LGBT members of Kurdish inhabited areas exist in Kurdistan in all ethnicities, religions and cities, and experience various forms of discrimination.

LGBT rights by regions

LGBT rights in Turkish Kurdistan 
Since their founding, the HDP has announced its support for all ethnic, religious, and sexual minorities. In their election manifesto of 2015, they strongly condemned discrimination against LGBTI people. Out of all the 80 people from the HDP executive committee elected in 2015, three of their representatives were LGBT. 

However, not all pro-Kurdish parties support the LGBTI. The Kurdish nationalist and Islamist party known as HüdaPar, and their affiliate the Kurdish Hezbollah are known to be threats to the LGBTI community and to anyone who supports the LGBTI community.

LGBT rights in Iraqi Kurdistan 
The situation of the LGBT community in the Kurdistan Region was sometimes discussed in April 2021, when it was announced that the Kurdish security forces had arrested several homosexuals in Sulaymaniyah. The government denied targeting the group and said its operation was more to crack down on prostitution. Members of the LGBTQ community report widespread discrimination across the Middle East. During its reign of terror in Iraq and Syria, the Islamic State terrorist group released videos in which its members killed gay men by throwing them from rooftops. Experts say a legal loophole is still at the heart of the LGBTQ community's problem. Iraqi human rights lawyer Asrin Jamal said: "Neither the Iraqi law nor the changes of the Kurdistan Region have provided any definition for the LGBTQ community."

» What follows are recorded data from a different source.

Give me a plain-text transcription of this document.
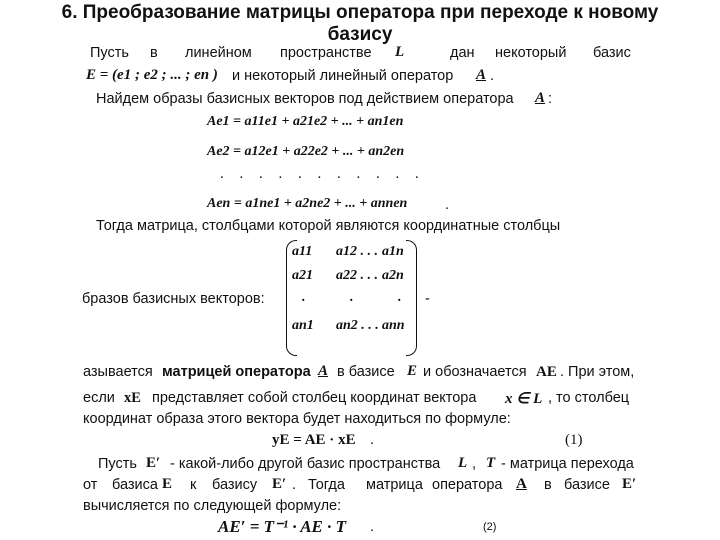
6. Преобразование матрицы оператора при переходе к новому
базису
Пусть в линейном пространстве L	дан некоторый базис
E = (e1 ; e2 ; ... ; en ) и некоторый линейный оператор A .
Найдем образы базисных векторов под действием оператора A :
Ae1 = a11e1 + a21e2 + ... + an1en
Ae2 = a12e1 + a22e2 + ... + an2en
. . . . . . . . . . .
Aen = a1ne1 + a2ne2 + ... + annen	.
Тогда матрица, столбцами которой являются координатные столбцы
бразов базисных векторов:	-
a11 a12 . . . a1n
a21 a22 . . . a2n
.	.	.
an1 an2 . . . ann
азывается матрицей оператора A в базисе E и обозначается AE . При этом,
если xE представляет собой столбец координат вектора x ∈ L , то столбец
координат образа этого вектора будет находиться по формуле:
yE = AE · xE .	(1)
Пусть E′ - какой-либо другой базис пространства L , T - матрица перехода
от базиса E к базису E′ . Тогда матрица оператора A в базисе E′
вычисляется по следующей формуле:
AE′ = T⁻¹ · AE · T .	(2)
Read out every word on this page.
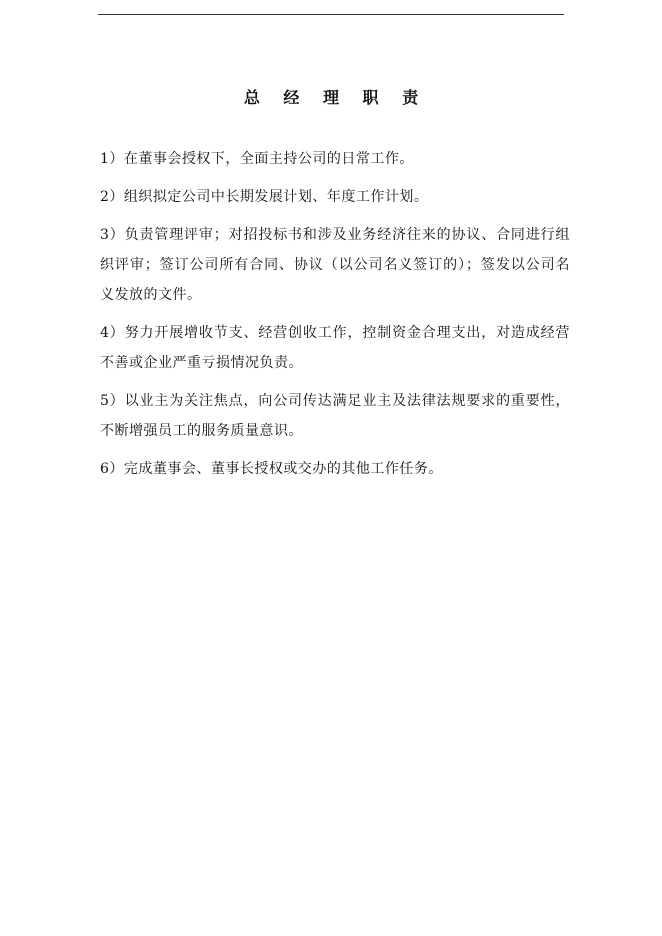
总 经 理 职 责

1）在董事会授权下，全面主持公司的日常工作。

2）组织拟定公司中长期发展计划、年度工作计划。

3）负责管理评审；对招投标书和涉及业务经济往来的协议、合同进行组织评审；签订公司所有合同、协议（以公司名义签订的）；签发以公司名义发放的文件。

4）努力开展增收节支、经营创收工作，控制资金合理支出，对造成经营不善或企业严重亏损情况负责。

5）以业主为关注焦点，向公司传达满足业主及法律法规要求的重要性，不断增强员工的服务质量意识。

6）完成董事会、董事长授权或交办的其他工作任务。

The importance of LGBT people in Kurdish culture and art 
Gender has never created an important issue in Kurdish culture, art and politics. Even though the Kurdish society is still very conservative in this regard, in recent times there has been an increase in the number of artists who stand on their sexual orientation without hiding it. Even: it is part of their image as artists and they are generally accepted as such. Among the pioneers of the last 50 years, the former PKK fighter Rotinda, although he never made a statement about his sexual orientation, wrote many Kurdish songs and had a positive impact on millions of Kurds around the world. The musical and literary projects for children that several generations have grown up with should not be forgotten (for example: The Gulên Mezrabotan group project is one of the most famous and effective Kurdish groups for children in educating children).

Since then, there have been some brave artists and their sexual orientation is part of their image: they want to shake people up and therefore provoke some conservative circles with their pride. For example, when Semyanî Perîzade released his first song "Alo", there was a real hype about it. Endless discussions were held, on topics such as "What is the legitimacy of a Kurdish woman, how should she be and what should she wear". When Semyanî herself spoke and announced that she is bisexual, this caused a gender discussion in Kurdish music and art. Today, she is generally accepted and taken seriously as a contemporary artist who has broken taboos.

The importance of LGBT people in the Kurdish militas fighting against the Islamic State

Gender, ethnicity, religion and sexual orientation have never created any issue in the Kurdish fight for cultural and political rights. Instead, many Kurdish groups and associations are supporting a society with equal rights for everyone. However, in the war against ISIS, gender (women) and sexual orientation became the main focus for the first time. ISIS fighters believe that if they are killed by women in the Syrian Democratic Forces (SDF), they will not go to heaven. In this way, Kurdish female fighters have become the biggest nightmare of ISIS terrorists. Then came TQILA, which stands for: "Queer Rebellion and Salvation Army". A militia for all those who refuse to adhere to classical gender roles and narrowly defined gender identities.
A series of photos have emerged showing masked militants holding a banner in front of bombed concrete buildings in Raqqa. There was a lot of excitement on the internet: next to a red flag and a pink banner decorated with an assault rifle and an anarchy sign, the fighters unfurled a banner that read, "These faggots are killing fascists!" In its founding brochure, the TQILA group announced that they were part of the International People's Revolutionary Guerrilla Forces (IRPGF), a volunteer army made up of radical leftist fighters from around the world. It has been obtained that the group was established in March 2017 to support the Syrian Democratic Forces in the attack on the ISIS base in Raqqa. The SDF spokesperson denied that the group is an official member of the coalition, but the group has significant support from the Kurds. The group posted a photo alongside its banner showing Heval Mahîr - the supreme commander of all foreign SDF brigades - with a purple flag. A few years later, a video was released in which Heval Mahîr talks about cooperation with TQILA in Raqqa.